See what your actual WC rate looks like

The manual rate is one number. Your actual premium — after experience mod, carrier adjustments, and schedule credits — is another. Get a real quote and we'll show you the math.

Common Questions

What is NCCI class code 5551?

5551 is the NCCI class code for Roofing — All Kinds & Drivers. It covers nearly all roofing work (shingle, metal, modified bitumen, single-ply, tile, slate, built-up) for most US states. It's one of the highest-rated construction class codes because of fall hazard.

What's the average workers' comp rate for a roofing contractor?

There's no single national average because state rates vary dramatically. Most roofing contractors see manual rates between $15 and $40 per $100 of payroll depending on their state. California and New York are at the high end; Indiana and Utah are at the low end. The actual premium is the manual rate times your experience modifier times carrier-specific adjustments.

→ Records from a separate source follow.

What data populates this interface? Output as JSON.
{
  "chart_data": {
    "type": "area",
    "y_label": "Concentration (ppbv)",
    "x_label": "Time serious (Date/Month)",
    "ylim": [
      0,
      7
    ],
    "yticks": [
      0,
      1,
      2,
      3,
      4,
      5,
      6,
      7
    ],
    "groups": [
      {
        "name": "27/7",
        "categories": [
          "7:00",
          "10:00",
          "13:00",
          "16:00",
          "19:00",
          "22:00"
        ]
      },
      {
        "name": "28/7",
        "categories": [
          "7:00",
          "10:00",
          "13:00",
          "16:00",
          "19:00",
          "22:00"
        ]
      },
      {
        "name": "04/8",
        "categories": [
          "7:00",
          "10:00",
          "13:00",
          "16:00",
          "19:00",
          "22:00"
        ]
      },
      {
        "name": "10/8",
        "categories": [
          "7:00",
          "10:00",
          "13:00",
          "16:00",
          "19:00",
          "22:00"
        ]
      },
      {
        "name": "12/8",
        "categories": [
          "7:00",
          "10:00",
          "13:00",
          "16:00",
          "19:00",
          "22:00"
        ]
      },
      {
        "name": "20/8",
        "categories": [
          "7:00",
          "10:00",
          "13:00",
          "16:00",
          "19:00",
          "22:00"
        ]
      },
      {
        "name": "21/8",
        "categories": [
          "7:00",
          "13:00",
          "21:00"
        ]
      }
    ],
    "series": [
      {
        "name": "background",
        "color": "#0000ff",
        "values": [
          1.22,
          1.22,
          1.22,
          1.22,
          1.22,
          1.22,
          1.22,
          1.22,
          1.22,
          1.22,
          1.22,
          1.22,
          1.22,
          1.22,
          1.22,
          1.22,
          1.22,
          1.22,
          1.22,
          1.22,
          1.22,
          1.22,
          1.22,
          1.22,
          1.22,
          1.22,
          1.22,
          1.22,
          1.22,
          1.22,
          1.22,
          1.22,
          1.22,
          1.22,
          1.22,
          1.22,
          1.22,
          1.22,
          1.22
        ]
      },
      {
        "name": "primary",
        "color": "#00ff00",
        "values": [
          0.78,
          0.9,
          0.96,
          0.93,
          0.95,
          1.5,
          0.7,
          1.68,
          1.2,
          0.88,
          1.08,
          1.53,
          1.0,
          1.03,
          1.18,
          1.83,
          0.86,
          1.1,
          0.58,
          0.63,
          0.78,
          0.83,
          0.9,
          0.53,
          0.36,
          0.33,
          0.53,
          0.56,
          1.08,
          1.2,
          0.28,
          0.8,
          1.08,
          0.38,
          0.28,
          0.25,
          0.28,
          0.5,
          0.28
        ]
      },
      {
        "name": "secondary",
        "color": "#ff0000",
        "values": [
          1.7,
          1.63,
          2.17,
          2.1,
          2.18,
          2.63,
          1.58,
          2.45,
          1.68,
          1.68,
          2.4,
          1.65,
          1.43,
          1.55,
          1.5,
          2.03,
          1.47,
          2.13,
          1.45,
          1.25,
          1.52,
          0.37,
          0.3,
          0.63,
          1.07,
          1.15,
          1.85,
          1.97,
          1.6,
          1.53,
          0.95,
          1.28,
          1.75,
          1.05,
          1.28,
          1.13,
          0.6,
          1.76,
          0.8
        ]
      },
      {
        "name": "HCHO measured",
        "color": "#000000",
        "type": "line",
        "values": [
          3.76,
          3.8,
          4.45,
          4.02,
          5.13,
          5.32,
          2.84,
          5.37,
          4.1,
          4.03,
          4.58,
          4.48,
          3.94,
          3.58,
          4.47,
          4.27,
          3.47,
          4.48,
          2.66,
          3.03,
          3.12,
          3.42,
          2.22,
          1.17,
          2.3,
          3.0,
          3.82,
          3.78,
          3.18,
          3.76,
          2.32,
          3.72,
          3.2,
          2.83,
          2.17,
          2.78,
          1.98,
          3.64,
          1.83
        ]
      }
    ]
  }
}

Which states have monopolistic workers' comp?

Four: North Dakota (WSI), Ohio (BWC), Washington (L&I), and Wyoming (Workers' Safety and Compensation Division). In these states, workers' comp must be purchased through the state-run fund — private carriers are not permitted to write coverage.

Why is roofing workers' comp so much more expensive than other trades?

Roofing class code 5551 has one of the highest loss cost tables in construction because falls from height drive both claim frequency and severity. Medical costs on a fall injury are high and lost-time claims are common. Insurers price the risk based on the state's loss history for that classification.

Can I really cut my workers' comp premium by 30%?

Yes, sometimes. Moving from a generalist carrier to a roofing-specialty carrier alone can save 10–20%. Add a strong x-mod below 1.00 from documented safety, clean classifications, and group/dividend programs, and 25–35% total savings is realistic for a well-run operation. It's not magic — it's carrier appetite plus underwriting discipline.